Saturday, November 24, 2007


First published in The Jakarta Post, November 24, 2007


Alpha Amirrachman, Contributor, Jakarta

"Please wait, you are next, right? You are good people!" eminent scientist and former Indian president Avul Pakir Jainulabdeen Abdul Kalam reminds reporters, while giving the thumbs-up sign.

Kalam was in Jakarta last week at the invitation of the Indonesian Institute of Science (LIPI) to speak at its national congress.

Evidently he had overcome any residual jetlag from his long flight from India. During the two hours of interviews, his mood remained jovial.

"India is a free and democratic country, so we always deal with the media," he said.

Known as a visionary leader for India, Kalam introduced three great visions for his country: freedom, development and standing up to the rest of the world.

"If we are not free, no one will respect us," he once said.

Kalam, who was widely referred to as the "People's President" in India, said that after 50 years of being a developing nation, "it is time to see ourselves as a developed nation. We are among the top five nations of the world in terms of GDP. We have a 10 percent growth rate in most areas. Our poverty levels are falling; our achievements are being globally recognized today."

Kalam said of his third vision: "I believe that unless India stands up to the rest of the world, no one will respect us. Only strength respects strength. We must be strong not only as a military power but also as an economic power. Both must go hand-in-hand."

He is confident of India becoming a knowledge superpower and a developed nation by 2020, as set out in his book India 2020: A Vision for the New Millennium.

Many consider Kalam's work on India's nuclear weapons program as a way of asserting India's place as a would-be superpower. As former head of the giant Defense Research & Development Organization (DRDO), Kalam played a key role in the nuclear tests at Pokharan in the Rajasthan desert on May 11 and 13, 1998. Born on Oct. 15, 1931, in Dhanushkodi in Rameswaram district, Tamil Nadu, Kalam grew up on the island of Rameshwaram in south India, where his father had to rent his boats to pay his school fees.

Kalam said an elementary school teacher's drawing of a flock of seagulls had sparked his obsession with flight, which eventually led to his involvement in the development of India's guided missiles.

After graduating in science from St. Joseph's College in Tiruchi, Kalam enrolled in aeronautical engineering at the Madras Institute of Technology in 1954. He joined the DRDO, where he led a small team developing a prototype hovercraft, which never took off.

Kalam joined the Indian Space Research Organization (ISRO) in 1962, and between 1963 and 1982 participated in the satellite launch vehicle team at Thumba next to Trivandram.

He later became project director for SLV-3, where he supervised the launch of the Rohini satellite into orbit in July 1980.

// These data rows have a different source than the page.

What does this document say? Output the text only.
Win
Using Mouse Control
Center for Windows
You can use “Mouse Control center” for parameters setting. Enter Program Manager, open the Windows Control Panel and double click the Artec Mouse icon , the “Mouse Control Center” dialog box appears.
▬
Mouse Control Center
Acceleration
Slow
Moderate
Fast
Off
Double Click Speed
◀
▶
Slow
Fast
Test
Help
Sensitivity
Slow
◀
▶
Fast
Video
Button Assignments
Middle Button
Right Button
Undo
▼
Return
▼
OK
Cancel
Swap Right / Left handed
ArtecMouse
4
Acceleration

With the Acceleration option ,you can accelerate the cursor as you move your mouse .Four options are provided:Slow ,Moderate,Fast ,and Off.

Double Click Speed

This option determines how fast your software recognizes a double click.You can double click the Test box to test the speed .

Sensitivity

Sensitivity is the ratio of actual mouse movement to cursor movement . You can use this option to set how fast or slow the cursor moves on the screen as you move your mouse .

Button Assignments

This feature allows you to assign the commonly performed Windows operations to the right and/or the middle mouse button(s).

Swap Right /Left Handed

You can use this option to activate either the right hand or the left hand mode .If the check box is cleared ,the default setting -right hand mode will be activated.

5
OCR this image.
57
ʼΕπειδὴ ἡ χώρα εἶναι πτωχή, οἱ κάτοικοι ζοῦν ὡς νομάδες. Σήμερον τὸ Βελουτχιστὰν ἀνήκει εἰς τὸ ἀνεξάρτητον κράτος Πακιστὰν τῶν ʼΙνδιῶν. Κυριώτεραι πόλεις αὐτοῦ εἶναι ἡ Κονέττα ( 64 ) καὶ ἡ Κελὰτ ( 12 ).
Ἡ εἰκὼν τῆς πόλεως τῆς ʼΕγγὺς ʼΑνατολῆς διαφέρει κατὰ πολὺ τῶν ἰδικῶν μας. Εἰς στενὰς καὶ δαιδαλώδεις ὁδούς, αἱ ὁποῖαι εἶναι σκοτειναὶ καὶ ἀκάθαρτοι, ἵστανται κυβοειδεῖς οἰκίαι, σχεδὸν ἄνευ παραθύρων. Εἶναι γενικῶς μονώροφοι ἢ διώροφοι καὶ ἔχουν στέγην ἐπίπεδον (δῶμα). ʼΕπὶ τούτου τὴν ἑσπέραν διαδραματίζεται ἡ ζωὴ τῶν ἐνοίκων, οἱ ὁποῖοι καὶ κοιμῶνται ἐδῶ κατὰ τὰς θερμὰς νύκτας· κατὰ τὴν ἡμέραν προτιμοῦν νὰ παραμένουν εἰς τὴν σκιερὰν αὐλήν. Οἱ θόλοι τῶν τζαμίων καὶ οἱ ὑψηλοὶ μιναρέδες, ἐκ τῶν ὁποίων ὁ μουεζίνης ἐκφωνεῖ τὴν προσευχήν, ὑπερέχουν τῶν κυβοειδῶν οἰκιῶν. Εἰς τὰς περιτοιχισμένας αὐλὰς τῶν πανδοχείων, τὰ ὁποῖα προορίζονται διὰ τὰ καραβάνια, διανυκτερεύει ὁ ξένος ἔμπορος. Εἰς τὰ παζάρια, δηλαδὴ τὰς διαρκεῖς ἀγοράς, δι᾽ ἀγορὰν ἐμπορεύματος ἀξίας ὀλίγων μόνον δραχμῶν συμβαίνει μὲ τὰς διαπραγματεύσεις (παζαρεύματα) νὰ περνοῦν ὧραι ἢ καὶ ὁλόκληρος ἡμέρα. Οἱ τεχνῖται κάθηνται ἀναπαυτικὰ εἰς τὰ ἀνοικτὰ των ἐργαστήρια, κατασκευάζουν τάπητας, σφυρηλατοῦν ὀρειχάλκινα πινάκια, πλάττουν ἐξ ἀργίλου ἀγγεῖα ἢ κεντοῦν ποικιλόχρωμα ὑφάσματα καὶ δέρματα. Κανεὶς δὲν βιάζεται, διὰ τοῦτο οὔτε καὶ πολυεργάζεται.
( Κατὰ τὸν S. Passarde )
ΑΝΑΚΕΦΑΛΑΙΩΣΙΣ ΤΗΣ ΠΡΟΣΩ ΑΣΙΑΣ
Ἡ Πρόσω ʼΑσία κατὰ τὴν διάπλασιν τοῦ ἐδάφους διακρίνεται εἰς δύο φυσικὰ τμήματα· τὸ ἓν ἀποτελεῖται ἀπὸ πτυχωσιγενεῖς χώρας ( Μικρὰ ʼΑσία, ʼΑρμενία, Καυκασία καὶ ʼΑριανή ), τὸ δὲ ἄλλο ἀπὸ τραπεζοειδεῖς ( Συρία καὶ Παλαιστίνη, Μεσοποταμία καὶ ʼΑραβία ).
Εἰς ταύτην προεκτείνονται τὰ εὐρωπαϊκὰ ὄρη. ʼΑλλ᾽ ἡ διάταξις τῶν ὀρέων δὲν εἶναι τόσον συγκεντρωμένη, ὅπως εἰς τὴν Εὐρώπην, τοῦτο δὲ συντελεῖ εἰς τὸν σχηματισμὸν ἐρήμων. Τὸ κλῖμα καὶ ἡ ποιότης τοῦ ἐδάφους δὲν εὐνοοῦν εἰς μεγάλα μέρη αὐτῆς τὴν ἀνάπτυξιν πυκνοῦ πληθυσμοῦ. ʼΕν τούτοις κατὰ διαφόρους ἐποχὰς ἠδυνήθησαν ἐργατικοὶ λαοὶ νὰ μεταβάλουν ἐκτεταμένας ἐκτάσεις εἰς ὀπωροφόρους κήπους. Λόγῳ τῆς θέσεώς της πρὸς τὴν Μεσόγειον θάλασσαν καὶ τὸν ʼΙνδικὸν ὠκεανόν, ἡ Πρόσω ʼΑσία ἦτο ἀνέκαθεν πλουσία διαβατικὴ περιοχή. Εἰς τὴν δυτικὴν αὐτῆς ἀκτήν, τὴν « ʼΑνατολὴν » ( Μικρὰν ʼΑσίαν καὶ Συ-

Returning to the DRDO as its chief executive the following year, he was responsible for India's integrated guided missile development program, which envisaged the launch of five major missiles.

Kalam later became scientific advisor to the defence minister and secretary of the Department of Defense Research & Development from 1992 to 1999, and was honored with the Bahart Ratna, India's highest civilian award, in 1997.

He became India's 11th president from 2002 to 2007. Kalam, who is a bachelor, vegetarian and teetotaler, is said to always have given full acknowledgment for India's success to his colleagues.

Also during his presidency he invented a development system called Providing Urban Amenities in Rural Areas (PURA), which involves creating a well-balanced habitat that displays great bio-diversity and greenery.

"Indonesia may have to design and develop more coastal and plain terrain PURA," said Kalam, who has received honorary degrees from as many as 30 universities.

When asked about one of his milestones, he cited his experience in the DRDO, when the very light material he and his team had produced was also utilized to make calipers, which weighed only 300 grams and were used for helping children with disabilities.

Kalam is a source of inspiration for many Indian youngsters, saying they are "the most powerful resource on the earth, under the earth and above the earth".

He said he was eager to share his experiences with Indonesia's best scientists because of the similarity between the countries in terms of diversity and plurality of ethnicity, religion, culture and language.

Kalam who recites passages from both the Koran and the Bhagvad Gita daily, once won a poll conducted by news channel CNN-IBN for India's best president.